IPW2200 Driver Locking Internal

               by Zhu Yi <yi.zhu@intel.com> on 26-08-2005
	     reviewed by Ben Cahill <ben.m.cahill@intel.com>


1. Hardware/Firmware resources that need to be protected
2. Software critical regions
3. Code paths in ipw2200 driver in which concurrency could happen
4. Locking methods used in ipw2200 driver


1. Hardware/Firmware resources that need to be protected

1) Hardware registers:

   - IPW_EVENT_REG
   - IPW_INTA_RW
     (no need to protect since only touched in isr and load time)
   - TX, RX, TX_CMD queue pointers and dma address registers

2) Sending control command: 

   All hardware commands (ie. associate, setting channel, etc) are
   sent through the tx_cmd queue. The tx_cmd queue is a ring buffer
   like tx and rx ring buffers; the queue head and tail must be
   protected. In theory, hardware commands can be sent
   asynchronously. In practice, some commands shouldn't be sent out
   until the prior commands return successfully (for example, the
   associate command is sent only after an essid command succeeds.)
   Sending hardware commands usually happens at configuring time, and
   are much less frequent compared with sending packets. For this
   reason, we implemented only the synchronous method. The
   implementation needs to guarantee, at any time, that only one
   thread is able to send a hardware command.


2. Software critical regions

1) Device status maintained in the driver (ie. STATUS_RF_KILL_HW):
   This bit is possibly checked and updated concurrently. So the
   operation should be atomic.

2) List operations:
   Adding and deleting list elements must be protected.

3) Waitqueues:
   Make sure a race condition will not prevent a wait_event from
   waking up.

4) Other global shared variables:
   priv->assoc_network


3. Code paths in ipw2200 driver where concurrency could happen

   Although we should always lock data, not code, knowing where
   concurrency could happen helps to understand the problem
   better. The following code paths might access shared global
   resources:


   A) ipw2200 Interrupt handler
   B) ipw2200 Tasklet
   C) ipw2200 callbacks for ieee80211 stack
   D) ipw2200 workqueue
   E) ipw2200 functions executed in user space process(ie. iwconfig) context

   For A, there will be no concurrency thread running at the same time
   since only one CPU handles the interrupt and the interrupt line is
   disabled at this time (hw_interrupt_type->ack()).

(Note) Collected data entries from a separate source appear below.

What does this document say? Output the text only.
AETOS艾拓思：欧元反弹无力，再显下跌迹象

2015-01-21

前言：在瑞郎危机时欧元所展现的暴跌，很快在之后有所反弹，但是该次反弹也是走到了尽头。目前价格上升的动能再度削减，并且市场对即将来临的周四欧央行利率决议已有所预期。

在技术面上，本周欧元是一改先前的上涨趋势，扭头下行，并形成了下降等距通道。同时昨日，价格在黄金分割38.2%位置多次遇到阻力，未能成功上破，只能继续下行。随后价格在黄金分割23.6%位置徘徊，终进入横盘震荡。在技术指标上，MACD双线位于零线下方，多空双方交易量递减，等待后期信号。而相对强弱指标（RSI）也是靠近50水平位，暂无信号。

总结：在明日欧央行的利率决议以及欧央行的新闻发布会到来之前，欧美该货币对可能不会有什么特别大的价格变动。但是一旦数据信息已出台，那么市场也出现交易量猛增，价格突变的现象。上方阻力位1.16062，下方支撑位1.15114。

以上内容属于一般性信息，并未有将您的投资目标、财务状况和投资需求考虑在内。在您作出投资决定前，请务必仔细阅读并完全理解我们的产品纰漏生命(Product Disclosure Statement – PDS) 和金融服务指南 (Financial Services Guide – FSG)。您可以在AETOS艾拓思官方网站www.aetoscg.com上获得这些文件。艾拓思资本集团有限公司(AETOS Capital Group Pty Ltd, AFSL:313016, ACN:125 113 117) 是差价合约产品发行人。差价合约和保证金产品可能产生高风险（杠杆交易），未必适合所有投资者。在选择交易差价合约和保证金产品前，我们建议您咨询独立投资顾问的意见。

   For B, the only possible concurrency thread is A (Linux kernel
   Tasklet implementation guarantees that a given tasklet will run on
   only one CPU at any time). So, for code in B, using
   {dis,en}able_local_irq() is enough to protect a resource shared
   with A.

   C depends on how these callbacks are actually called from the
   ieee80211 stack. The rx path of the stack runs in the tasklet
   context currently (although it will be handled in net rx softirq
   context after the native ieee80211 stack is used). The tx path of
   the stack runs in net tx softirq context. So, for callbacks which
   eventually will be called by the stack tx and rx paths, they should
   be the same as B, except softirq is possibly run on different CPUs
   at the same time. The other callbacks, which are not called from
   the driver Tx/Rx paths, have the same behavior as E.

   D is in process context. It is worth note that the default nice
   value for a workqueue is -5. When a nice 0 user process context
   function calls queue_work(), the work is likely scheduled
   immediately. So we shouldn't make any assumptions about which
   thread will be executed first in the driver.  The locking
   requirement is the same as E.

   E can run concurrently with all these conditions, including
   itself. Even on an UP kernel, because of preemption, E can possibly
   run pseudo-concurrently with other parts of kernel code.


4. Locking methods used in ipw2200 driver

1) Synchronous hardware command sending method.

   To protect another thread from running concurrently, while also
   considering maximum local CPU usage, putting current thread into a
   sleep state until the command response comes back is a natural way
   to go. Since the function will sleep, it must be called from
   process context and it must not hold a spinlock during
   sleep. Depending on whether the callers want to wait until the
   resource becomes available (lock semantics), or want to get a
   response as soon as possible if the resource is not available
   currently (trylock semantics), we can implement it with either
   semaphore or a simpler atomic_t bit.

2) Areas need to be improved

   Current ipw2200 driver uses a semaphore in every workqueue and
   wireless extension entry point. This is an example of locking code
   instead of locking data. Sigh! Some low level shared resources are
   protected by spinlocks, but not all. This caused some duplication
   and inefficiency for the driver. We need to find all the shared
   resources, and add protection for them. When this is done, the
   higher level code locking can be removed.